Test What it validates Tolerance
test_quantized Q4_0 sync dequant-reference vs GEMV rms_scaled ≤ 2e-4
test_quantized Q4_0 async same, via _async path rms_scaled ≤ 2e-4
test_quantized Q4_0 tail N shapes where N isn't a multiple of the simdgroup count rms_scaled ≤ 2e-4
test_quantized Q8_0 GPU quant + GEMV round-trip through tc_quantize_weights rms_scaled ≤ 1e-4
test_quantized invalid quant enum tc_quantized_size returns 0

The "dequant-reference" is a CPU implementation that dequantizes Q4 blocks back to fp16, then does an fp32 GEMV. The kernel result must agree to ≤ 2e-4 RMS-scaled — quantization error is the dominant term, and we get it right to that precision.

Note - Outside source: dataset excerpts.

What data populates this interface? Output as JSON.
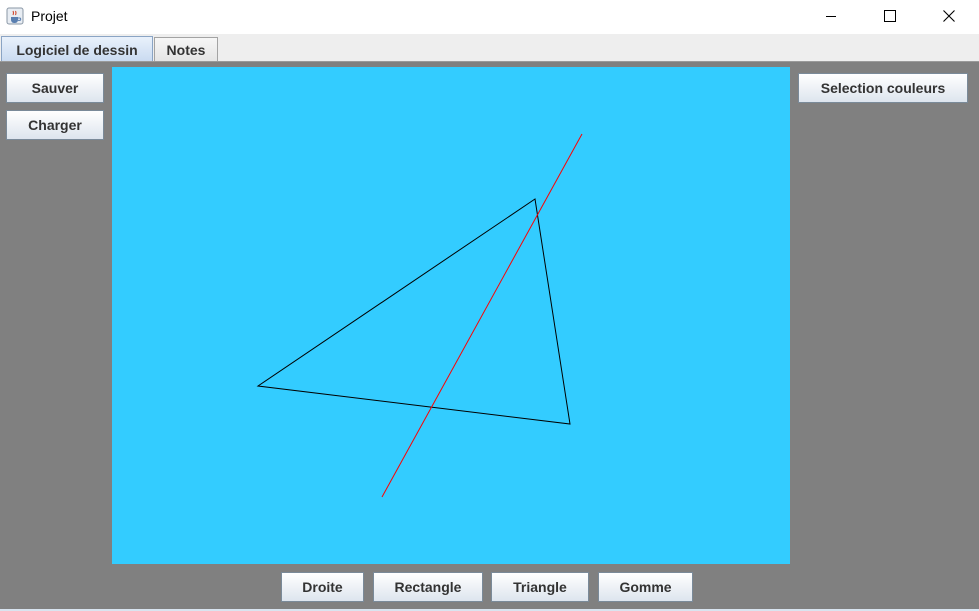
{
  "window": {
    "title": "Projet",
    "app_icon": "java-cup-icon",
    "controls": [
      "minimize-icon",
      "maximize-icon",
      "close-icon"
    ]
  },
  "tabs": [
    {
      "label": "Logiciel de dessin",
      "active": true
    },
    {
      "label": "Notes",
      "active": false
    }
  ],
  "left_panel": {
    "save_label": "Sauver",
    "load_label": "Charger"
  },
  "right_panel": {
    "color_label": "Selection couleurs"
  },
  "tools": {
    "line_label": "Droite",
    "rect_label": "Rectangle",
    "triangle_label": "Triangle",
    "eraser_label": "Gomme"
  },
  "colors": {
    "canvas_background": "#33ccff",
    "panel_background": "#808080",
    "triangle_stroke": "#000000",
    "line_stroke": "#ff0000"
  }
}
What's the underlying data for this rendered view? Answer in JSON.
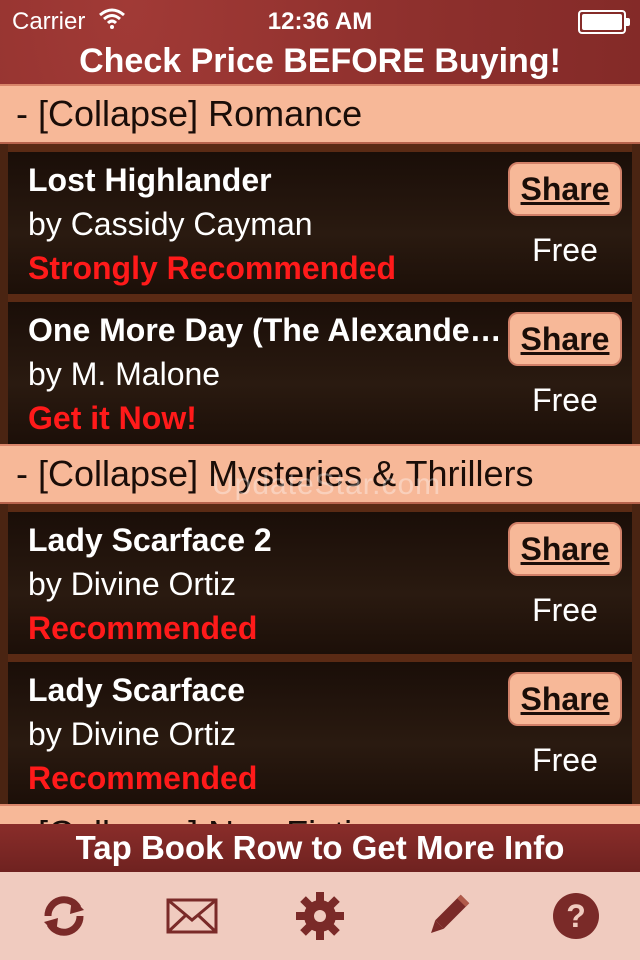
{
  "status": {
    "carrier": "Carrier",
    "time": "12:36 AM"
  },
  "banner": "Check Price BEFORE Buying!",
  "sections": [
    {
      "label": "- [Collapse]  Romance"
    },
    {
      "label": "- [Collapse]  Mysteries & Thrillers"
    },
    {
      "label": "- [Collapse]  Non-Fiction"
    }
  ],
  "books": [
    {
      "title": " Lost Highlander",
      "author": "by Cassidy Cayman",
      "rec": "Strongly Recommended",
      "share": "Share",
      "price": "Free"
    },
    {
      "title": "One More Day (The Alexander Family)",
      "author": "by M. Malone",
      "rec": "Get it Now!",
      "share": "Share",
      "price": "Free"
    },
    {
      "title": "Lady Scarface 2",
      "author": "by Divine Ortiz",
      "rec": "Recommended",
      "share": "Share",
      "price": "Free"
    },
    {
      "title": "Lady Scarface",
      "author": "by Divine Ortiz",
      "rec": "Recommended",
      "share": "Share",
      "price": "Free"
    }
  ],
  "watermark": "UpdateStar.com",
  "footer": "Tap Book Row to Get More Info",
  "tabs": [
    {
      "icon": "refresh-icon"
    },
    {
      "icon": "mail-icon"
    },
    {
      "icon": "gear-icon"
    },
    {
      "icon": "pencil-icon"
    },
    {
      "icon": "help-icon"
    }
  ],
  "colors": {
    "accent": "#f7b898",
    "recommend": "#ff1a1a",
    "icon": "#7a2a28"
  }
}
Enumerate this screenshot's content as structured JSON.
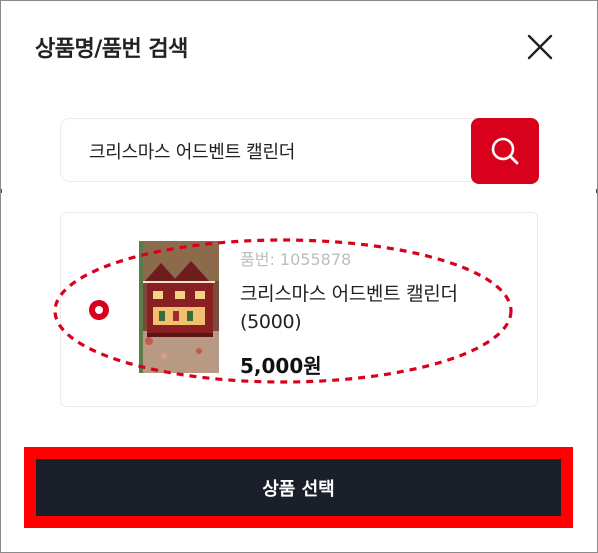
{
  "modal": {
    "title": "상품명/품번 검색"
  },
  "search": {
    "value": "크리스마스 어드벤트 캘린더"
  },
  "result": {
    "code": "품번: 1055878",
    "name": "크리스마스 어드벤트 캘린더 (5000)",
    "price": "5,000원",
    "selected": true
  },
  "footer": {
    "select_label": "상품 선택"
  },
  "colors": {
    "accent": "#d8001b",
    "button_dark": "#1b1f2a",
    "annotation": "#ff0000"
  },
  "icons": {
    "close": "close-icon",
    "search": "search-icon",
    "radio": "radio-selected-icon"
  }
}
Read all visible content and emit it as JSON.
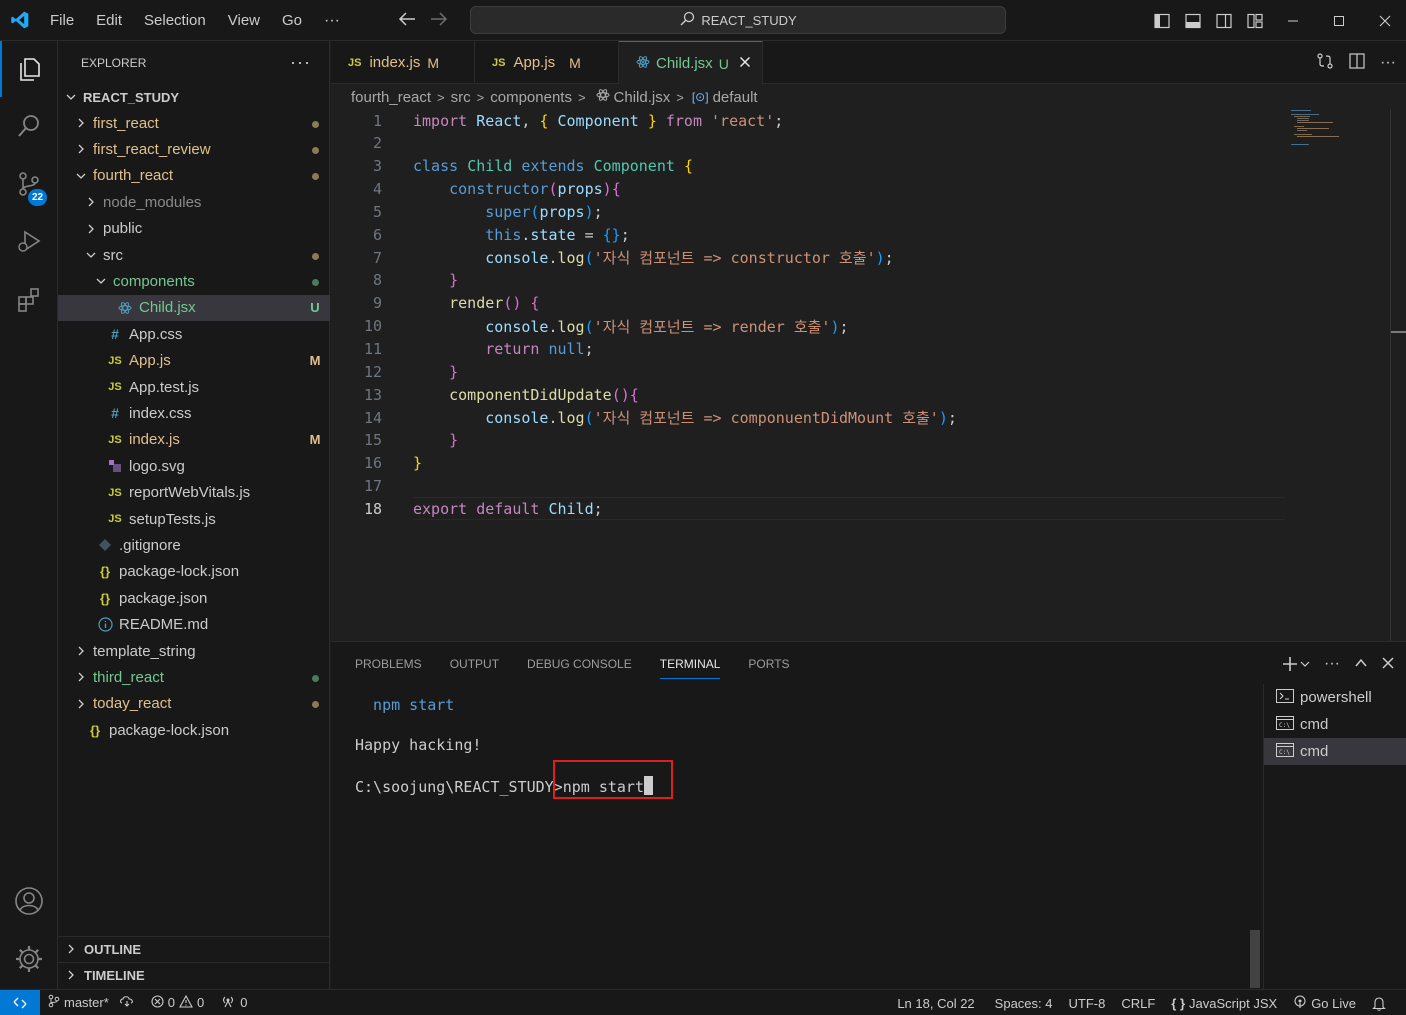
{
  "titlebar": {
    "menu": [
      "File",
      "Edit",
      "Selection",
      "View",
      "Go"
    ],
    "more": "···",
    "search_text": "REACT_STUDY"
  },
  "activitybar": {
    "scm_badge": "22"
  },
  "explorer": {
    "header": "EXPLORER",
    "more": "···",
    "root": "REACT_STUDY",
    "items": [
      {
        "label": "first_react",
        "deco": "dot"
      },
      {
        "label": "first_react_review",
        "deco": "dot"
      },
      {
        "label": "fourth_react",
        "deco": "dot"
      },
      {
        "label": "node_modules",
        "deco": ""
      },
      {
        "label": "public",
        "deco": ""
      },
      {
        "label": "src",
        "deco": "dot"
      },
      {
        "label": "components",
        "deco": "dot-green"
      },
      {
        "label": "Child.jsx",
        "deco": "U"
      },
      {
        "label": "App.css",
        "deco": ""
      },
      {
        "label": "App.js",
        "deco": "M"
      },
      {
        "label": "App.test.js",
        "deco": ""
      },
      {
        "label": "index.css",
        "deco": ""
      },
      {
        "label": "index.js",
        "deco": "M"
      },
      {
        "label": "logo.svg",
        "deco": ""
      },
      {
        "label": "reportWebVitals.js",
        "deco": ""
      },
      {
        "label": "setupTests.js",
        "deco": ""
      },
      {
        "label": ".gitignore",
        "deco": ""
      },
      {
        "label": "package-lock.json",
        "deco": ""
      },
      {
        "label": "package.json",
        "deco": ""
      },
      {
        "label": "README.md",
        "deco": ""
      },
      {
        "label": "template_string",
        "deco": ""
      },
      {
        "label": "third_react",
        "deco": "dot-green"
      },
      {
        "label": "today_react",
        "deco": "dot"
      },
      {
        "label": "package-lock.json",
        "deco": ""
      }
    ],
    "outline": "OUTLINE",
    "timeline": "TIMELINE"
  },
  "tabs": [
    {
      "icon": "JS",
      "label": "index.js",
      "deco": "M"
    },
    {
      "icon": "JS",
      "label": "App.js",
      "deco": "M"
    },
    {
      "icon": "react-icon",
      "label": "Child.jsx",
      "deco": "U"
    }
  ],
  "breadcrumb": [
    "fourth_react",
    "src",
    "components",
    "Child.jsx",
    "default"
  ],
  "editor": {
    "line_numbers": [
      "1",
      "2",
      "3",
      "4",
      "5",
      "6",
      "7",
      "8",
      "9",
      "10",
      "11",
      "12",
      "13",
      "14",
      "15",
      "16",
      "17",
      "18"
    ],
    "current_line": "18",
    "lines": [
      "import React, { Component } from 'react';",
      "",
      "class Child extends Component {",
      "    constructor(props){",
      "        super(props);",
      "        this.state = {};",
      "        console.log('자식 컴포넌트 => constructor 호출');",
      "    }",
      "    render() {",
      "        console.log('자식 컴포넌트 => render 호출');",
      "        return null;",
      "    }",
      "    componentDidUpdate(){",
      "        console.log('자식 컴포넌트 => componuentDidMount 호출');",
      "    }",
      "}",
      "",
      "export default Child;"
    ],
    "tokens": {
      "import": "import",
      "React": "React",
      "Component": "Component",
      "from": "from",
      "react_str": "'react'",
      "class": "class",
      "Child": "Child",
      "extends": "extends",
      "constructor": "constructor",
      "props": "props",
      "super": "super",
      "this": "this",
      "state": "state",
      "console": "console",
      "log": "log",
      "str1": "'자식 컴포넌트 => constructor 호출'",
      "render": "render",
      "str2": "'자식 컴포넌트 => render 호출'",
      "return": "return",
      "null": "null",
      "componentDidUpdate": "componentDidUpdate",
      "str3": "'자식 컴포넌트 => componuentDidMount 호출'",
      "export": "export",
      "default": "default"
    }
  },
  "panel": {
    "tabs": [
      "PROBLEMS",
      "OUTPUT",
      "DEBUG CONSOLE",
      "TERMINAL",
      "PORTS"
    ],
    "active_tab": "TERMINAL",
    "terminal_lines": {
      "l1": "  npm start",
      "l2": "Happy hacking!",
      "prompt": "C:\\soojung\\REACT_STUDY>",
      "command": "npm start"
    },
    "terminals": [
      "powershell",
      "cmd",
      "cmd"
    ]
  },
  "statusbar": {
    "branch": "master*",
    "errors": "0",
    "warnings": "0",
    "ports": "0",
    "position": "Ln 18, Col 22",
    "spaces": "Spaces: 4",
    "encoding": "UTF-8",
    "eol": "CRLF",
    "language": "JavaScript JSX",
    "golive": "Go Live"
  },
  "colors": {
    "accent": "#0078d4",
    "modified": "#e2c08d",
    "untracked": "#73c991"
  }
}
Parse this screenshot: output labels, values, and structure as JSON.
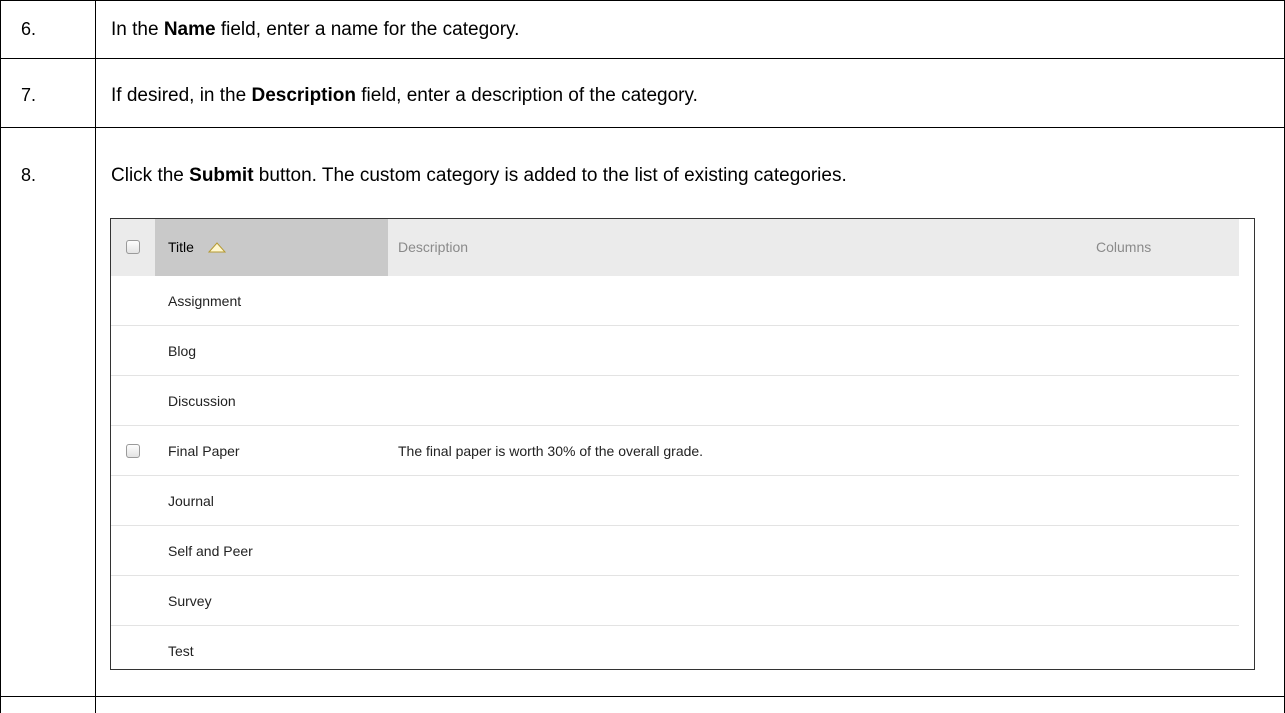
{
  "steps": [
    {
      "number": "6.",
      "parts": [
        "In the ",
        "Name",
        " field, enter a name for the category."
      ]
    },
    {
      "number": "7.",
      "parts": [
        "If desired, in the ",
        "Description",
        " field, enter a description of the category."
      ]
    },
    {
      "number": "8.",
      "parts": [
        "Click the ",
        "Submit",
        " button. The custom category is added to the list of existing categories."
      ]
    }
  ],
  "categories_table": {
    "columns": {
      "title": "Title",
      "description": "Description",
      "columns": "Columns"
    },
    "sort_icon": "sort-ascending-icon",
    "rows": [
      {
        "title": "Assignment",
        "description": "",
        "has_checkbox": false
      },
      {
        "title": "Blog",
        "description": "",
        "has_checkbox": false
      },
      {
        "title": "Discussion",
        "description": "",
        "has_checkbox": false
      },
      {
        "title": "Final Paper",
        "description": "The final paper is worth 30% of the overall grade.",
        "has_checkbox": true
      },
      {
        "title": "Journal",
        "description": "",
        "has_checkbox": false
      },
      {
        "title": "Self and Peer",
        "description": "",
        "has_checkbox": false
      },
      {
        "title": "Survey",
        "description": "",
        "has_checkbox": false
      },
      {
        "title": "Test",
        "description": "",
        "has_checkbox": false
      }
    ]
  }
}
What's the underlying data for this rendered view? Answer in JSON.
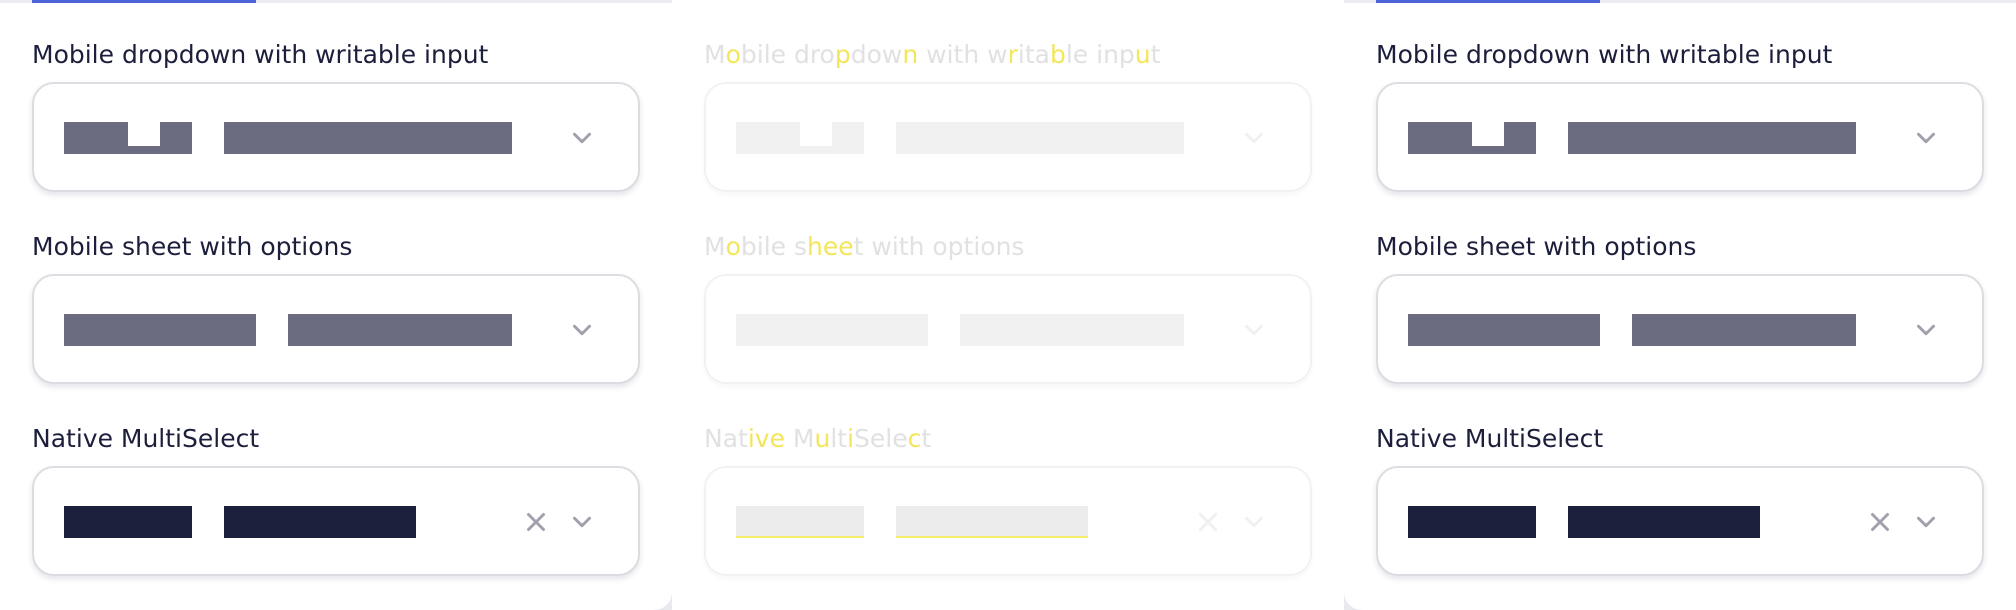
{
  "fields": {
    "writable": {
      "label": "Mobile dropdown with writable input"
    },
    "sheet": {
      "label": "Mobile sheet with options"
    },
    "multiselect": {
      "label": "Native MultiSelect"
    }
  },
  "middle_highlight": {
    "writable": [
      {
        "t": "M",
        "h": false
      },
      {
        "t": "o",
        "h": true
      },
      {
        "t": "bile dro",
        "h": false
      },
      {
        "t": "p",
        "h": true
      },
      {
        "t": "dow",
        "h": false
      },
      {
        "t": "n",
        "h": true
      },
      {
        "t": " with w",
        "h": false
      },
      {
        "t": "r",
        "h": true
      },
      {
        "t": "ita",
        "h": false
      },
      {
        "t": "b",
        "h": true
      },
      {
        "t": "le inp",
        "h": false
      },
      {
        "t": "u",
        "h": true
      },
      {
        "t": "t",
        "h": false
      }
    ],
    "sheet": [
      {
        "t": "M",
        "h": false
      },
      {
        "t": "o",
        "h": true
      },
      {
        "t": "bile s",
        "h": false
      },
      {
        "t": "hee",
        "h": true
      },
      {
        "t": "t",
        "h": false
      },
      {
        "t": " with options",
        "h": false
      }
    ],
    "multiselect": [
      {
        "t": "Nat",
        "h": false
      },
      {
        "t": "ive",
        "h": true
      },
      {
        "t": " M",
        "h": false
      },
      {
        "t": "u",
        "h": true
      },
      {
        "t": "lt",
        "h": false
      },
      {
        "t": "i",
        "h": true
      },
      {
        "t": "Sele",
        "h": false
      },
      {
        "t": "c",
        "h": true
      },
      {
        "t": "t",
        "h": false
      }
    ]
  },
  "icons": {
    "chevron": "chevron-down-icon",
    "clear": "close-icon"
  },
  "colors": {
    "accent": "#4f63d9",
    "tag_gray": "#6b6c80",
    "tag_dark": "#1c1f3b",
    "label": "#1b1f3b",
    "icon": "#a0a1ad"
  }
}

For ICC/runtime readiness, use:

python3 scripts/run_quantized_gguf_runtime_evidence.py --require-pass
python3 scripts/check_quantized_gguf_runtime_evidence.py \
  build/quantized_gguf_runtime_evidence.json --require-pass

That evidence path wraps test_quantized and test_gguf, so it proves the Metal gemv_quant_encode helper and the GGUF-loaded quantized GEMV path from one deterministic artifact. It reports metal_device_unavailable as blocked when the host sandbox hides the Metal device.

Patterns

Per-layer decode

/* Q, K, V projections via fused RMSnorm+GEMV */
tc_fused_rmsnorm_gemv(ctx, x, gamma_attn, W_qkv, qkv, 1, qkv_dim, hidden, eps);

/* Or, if Wq Wk Wv are separate (and Q4_0 quantized): */
tc_gemv_quantized(ctx, x_norm, W_q4_q, q, TC_QUANT_Q4_0, 1, hidden, hidden);
tc_gemv_quantized(ctx, x_norm, W_q4_k, k, TC_QUANT_Q4_0, 1, kv_dim, hidden);
tc_gemv_quantized(ctx, x_norm, W_q4_v, v, TC_QUANT_Q4_0, 1, kv_dim, hidden);

/* Attention (fp16 activations even when weights are quantized) */
tc_attention_forward(ctx, &adesc, q, k_cache, v_cache, o, NULL);

/* Output projection */
tc_gemv_quantized(ctx, o, W_q4_o, out, TC_QUANT_Q4_0, 1, hidden, hidden);

/* MLP gate + up + down */
tc_gemv_quantized(ctx, out_norm, W_q4_gate, gate, TC_QUANT_Q4_0, 1, mlp_dim, hidden);
tc_gemv_quantized(ctx, out_norm, W_q4_up,   up,   TC_QUANT_Q4_0, 1, mlp_dim, hidden);
tc_swiglu_forward(ctx, gate, up, gu, mlp_dim);
tc_gemv_quantized(ctx, gu, W_q4_down, mlp_out, TC_QUANT_Q4_0, 1, hidden, mlp_dim);

All GEMV calls can be batched into a single stream — that's where the async speedup lives.

Loading from GGUF

The natural input source is a GGUF model. Use the tc_gguf_quantized_matrix_info helper to translate GGUF's [K, N] matrix layout to the [N, K] that tc_gemv_quantized expects:

tc_gguf_loaded_tensor_info proj;
tc_gguf_loaded_get_tensor(model, "blk.0.attn_q.weight", &proj);

tc_gguf_quantized_matrix_info q;
tc_gguf_loaded_tensor_quantized_matrix_info(&proj, &q);

tc_gemv_quantized(ctx, x, q.buffer, y, q.quant_type, 1, q.N, q.K);

See gguf.md for the full loading pattern.

What v0.2 closes

  • Match llama.cpp's 55-65 tok/s on M2 Ultra at 7B Q4_0:
    • Multiple output cells per simdgroup (4 is the magic number on M-series).
    • Inter-block pipelining (prefetch next K-block while computing prev).
    • vec4-aligned activation loads.
  • Add M ≥ 4 GEMV variant (dequant + tc_gemm) so prefill works at scale.
  • Add Q4_1, Q5_0, Q5_1 (the ggml lineup) — Q4_K_M and Q5_K_M are the community's preferred formats and rebuild on top of the Q-block design.
  • Add tc_quantize_q4_0_async so prepare-then-GEMV can run in one stream.